Toronto designer Art Niemi, former art director at Quest magazine, is not alone in pronouncing the new covers “aesthetically a failure.” Many people attribute their unattractiveness to Fraser’s inexperience in the magazine business. Certainly Fraser has made other blunders that a more seasoned editor would have avoided. There was his decision to flank a pro-smoking piece in the July issue with cigarette ads, which Fraser says he did “to make a statement” against the tobacco advertising ban. Instead they created the impression that the magazine had sold the ads on the basis of editorial content: the error in judgment had the magazine community tut-tutting, and earned Fraser a slap on the wrist in Marketing. There was also the story of his expressing regret that a writer on assignment in New Brunswick couldn’t file his piece by laptop computer-a comment that suggested a fundamental lack of understanding of how magazine writers go about their craft.

Fraser has also tentatively assigned stories, only to renege. “I take it as a sign he doesn’t yet have a grasp on the space he has available, and he really doesn’t know yet what he wants to do with the magazine,” says author and journalist Erna Paris. There have been other problems too: complaints from some writers that their payments were delayed and from others that months would go by before they got a response to their queries; instances of articles being rewritten without consulting authors; and at least one case of an editor inserting right-wing opinions in a piece. While Fraser apologized to the writers involved-“He’s very good at apologizing,” says one-the incidents were the mark of a rookie editor and were gleefully reported on the gossip circuit as more proof that Fraser was floundering.

But Saturday Night associate editor George Galt says Fraser’s lack of magazine experience has its positive side: “It made the first few issues quite bumpy and made him, I think, a little vulnerable to dubious advice at the beginning. On the other hand, not having a lot of preconceptions and not being dug-in the way people who have been in a job 10 or 20 years are, he was able to turn the magazine around and make some important substantive changes in a relatively short time.”

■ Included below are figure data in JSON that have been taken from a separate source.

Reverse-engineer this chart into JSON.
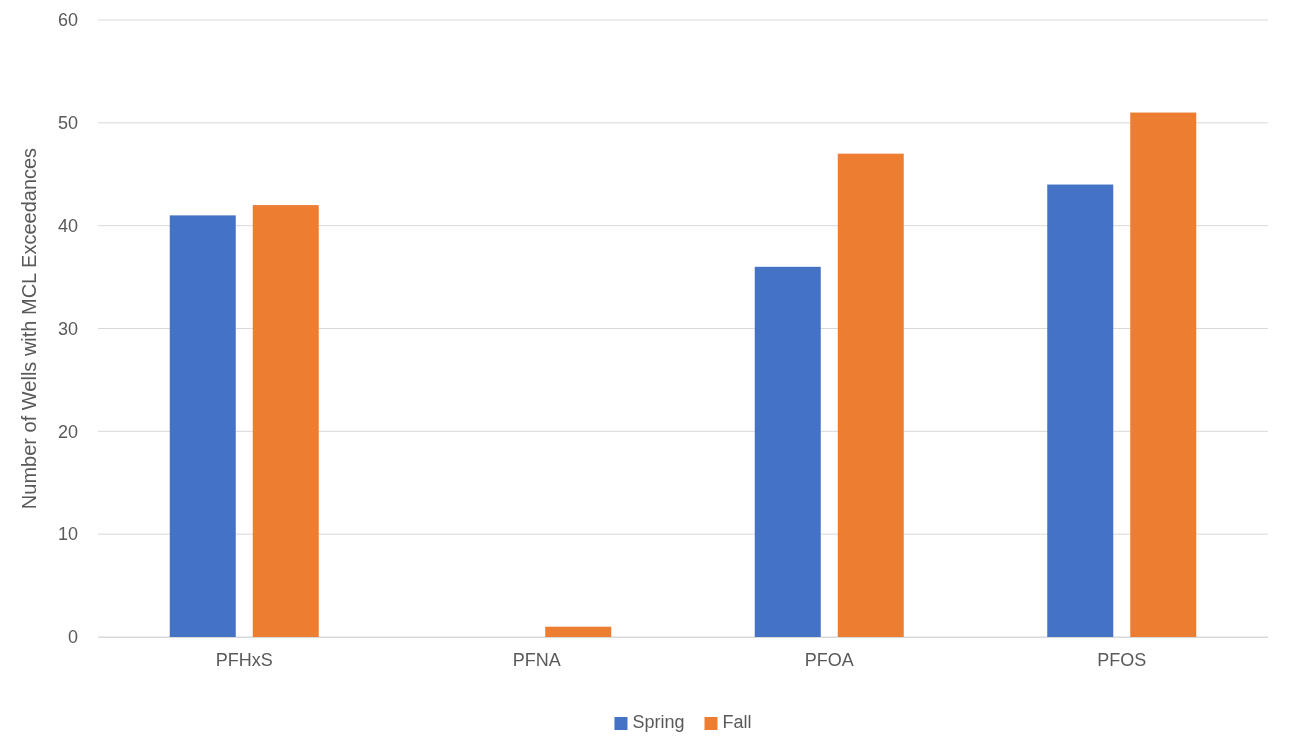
{
  "chart_data": {
    "type": "bar",
    "ylabel": "Number of Wells with MCL Exceedances",
    "categories": [
      "PFHxS",
      "PFNA",
      "PFOA",
      "PFOS"
    ],
    "series": [
      {
        "name": "Spring",
        "color": "#4472c4",
        "values": [
          41,
          0,
          36,
          44
        ]
      },
      {
        "name": "Fall",
        "color": "#ed7d31",
        "values": [
          42,
          1,
          47,
          51
        ]
      }
    ],
    "ylim": [
      0,
      60
    ],
    "yticks": [
      0,
      10,
      20,
      30,
      40,
      50,
      60
    ],
    "grid": "y",
    "legend": "bottom"
  }
}
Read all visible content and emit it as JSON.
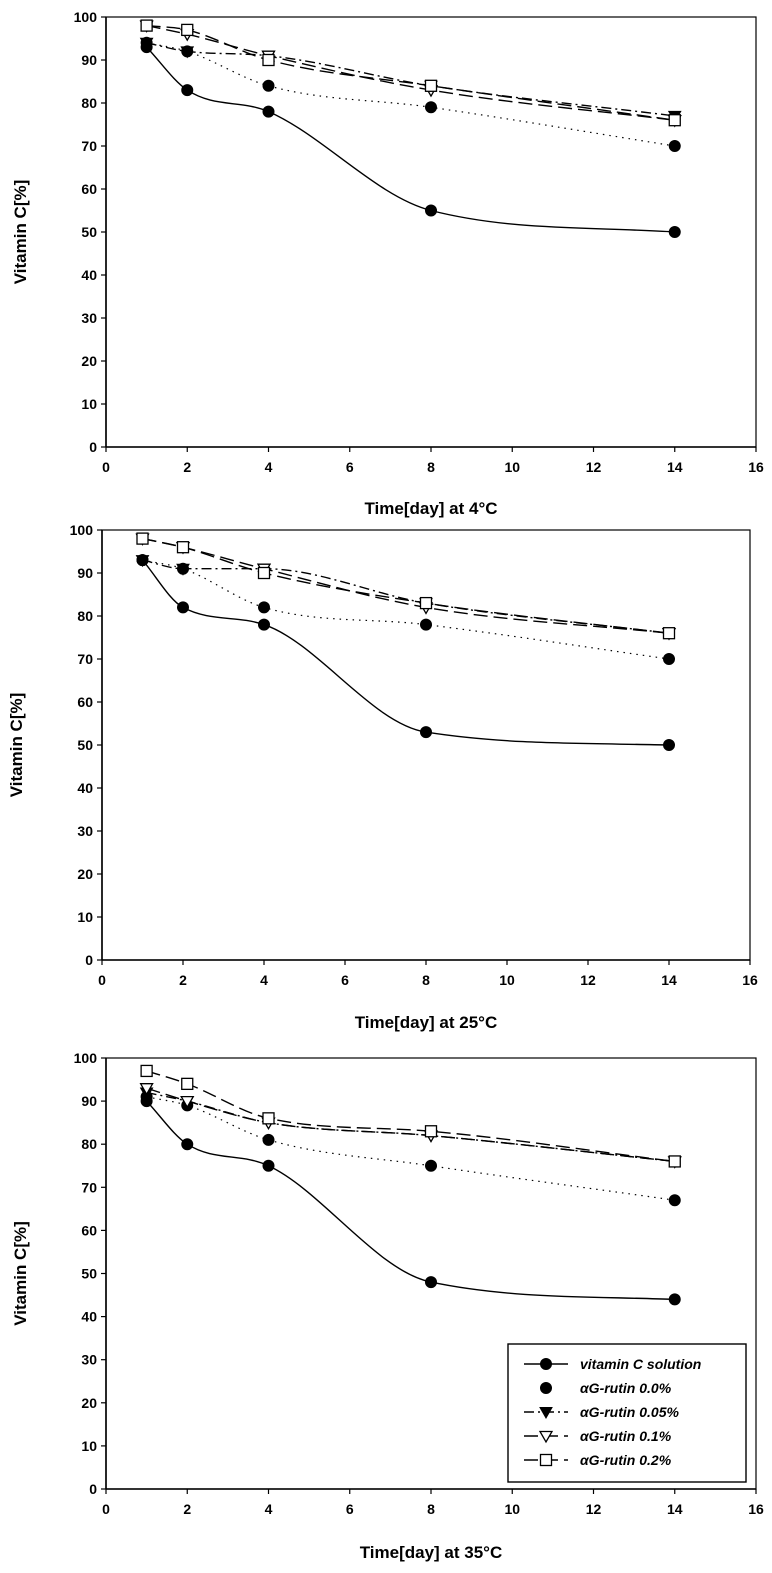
{
  "chart_data": [
    {
      "type": "line",
      "xlabel": "Time[day] at 4°C",
      "ylabel": "Vitamin C[%]",
      "xlim": [
        0,
        16
      ],
      "ylim": [
        0,
        100
      ],
      "xticks": [
        0,
        2,
        4,
        6,
        8,
        10,
        12,
        14,
        16
      ],
      "yticks": [
        0,
        10,
        20,
        30,
        40,
        50,
        60,
        70,
        80,
        90,
        100
      ],
      "grid": false,
      "x": [
        1,
        2,
        4,
        8,
        14
      ],
      "series": [
        {
          "name": "vitamin C solution",
          "values": [
            93,
            83,
            78,
            55,
            50
          ]
        },
        {
          "name": "αG-rutin 0.0%",
          "values": [
            94,
            92,
            84,
            79,
            70
          ]
        },
        {
          "name": "αG-rutin 0.05%",
          "values": [
            94,
            92,
            91,
            84,
            77
          ]
        },
        {
          "name": "αG-rutin 0.1%",
          "values": [
            98,
            96,
            91,
            83,
            76
          ]
        },
        {
          "name": "αG-rutin 0.2%",
          "values": [
            98,
            97,
            90,
            84,
            76
          ]
        }
      ]
    },
    {
      "type": "line",
      "xlabel": "Time[day] at 25°C",
      "ylabel": "Vitamin C[%]",
      "xlim": [
        0,
        16
      ],
      "ylim": [
        0,
        100
      ],
      "xticks": [
        0,
        2,
        4,
        6,
        8,
        10,
        12,
        14,
        16
      ],
      "yticks": [
        0,
        10,
        20,
        30,
        40,
        50,
        60,
        70,
        80,
        90,
        100
      ],
      "grid": false,
      "x": [
        1,
        2,
        4,
        8,
        14
      ],
      "series": [
        {
          "name": "vitamin C solution",
          "values": [
            93,
            82,
            78,
            53,
            50
          ]
        },
        {
          "name": "αG-rutin 0.0%",
          "values": [
            93,
            91,
            82,
            78,
            70
          ]
        },
        {
          "name": "αG-rutin 0.05%",
          "values": [
            93,
            91,
            91,
            83,
            76
          ]
        },
        {
          "name": "αG-rutin 0.1%",
          "values": [
            98,
            96,
            91,
            82,
            76
          ]
        },
        {
          "name": "αG-rutin 0.2%",
          "values": [
            98,
            96,
            90,
            83,
            76
          ]
        }
      ]
    },
    {
      "type": "line",
      "xlabel": "Time[day] at 35°C",
      "ylabel": "Vitamin C[%]",
      "xlim": [
        0,
        16
      ],
      "ylim": [
        0,
        100
      ],
      "xticks": [
        0,
        2,
        4,
        6,
        8,
        10,
        12,
        14,
        16
      ],
      "yticks": [
        0,
        10,
        20,
        30,
        40,
        50,
        60,
        70,
        80,
        90,
        100
      ],
      "grid": false,
      "legend": "bottom-right",
      "x": [
        1,
        2,
        4,
        8,
        14
      ],
      "series": [
        {
          "name": "vitamin C solution",
          "values": [
            90,
            80,
            75,
            48,
            44
          ]
        },
        {
          "name": "αG-rutin 0.0%",
          "values": [
            91,
            89,
            81,
            75,
            67
          ]
        },
        {
          "name": "αG-rutin 0.05%",
          "values": [
            92,
            90,
            85,
            82,
            76
          ]
        },
        {
          "name": "αG-rutin 0.1%",
          "values": [
            93,
            90,
            85,
            82,
            76
          ]
        },
        {
          "name": "αG-rutin 0.2%",
          "values": [
            97,
            94,
            86,
            83,
            76
          ]
        }
      ]
    }
  ],
  "style": {
    "series_markers": [
      "filled-circle",
      "filled-circle",
      "filled-triangle-down",
      "open-triangle-down",
      "open-square"
    ],
    "series_dash": [
      "solid",
      "dotted",
      "dashdot",
      "longdash",
      "longdash"
    ],
    "ink": "#000000",
    "background": "#ffffff"
  }
}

In so doing, Fraser has earned his place in the magazine community. His magazine still has problems, but there’s no question he’s put his own mark on it and in some ways made it better. “To follow in Bob Fulford’s footsteps is a very difficult thing to do,” says Erna Paris. “A lot of people were watching very, very critically.” Fraser’s job has no doubt been made harder because of his predecessor. Yet through all the turmoil he managed to get the magazine out-despite being educated in public, his mistakes both visible and subject to scrutiny. “My sense is that we have the right to make mistakes, that I’m in the business of not only saving the magazine but making it a vital force in national life,” says Fraser. “As long as I’m responsive to my own errors, or errors that emerge in terms of marketing, what we need is not caution but a sense of daring.”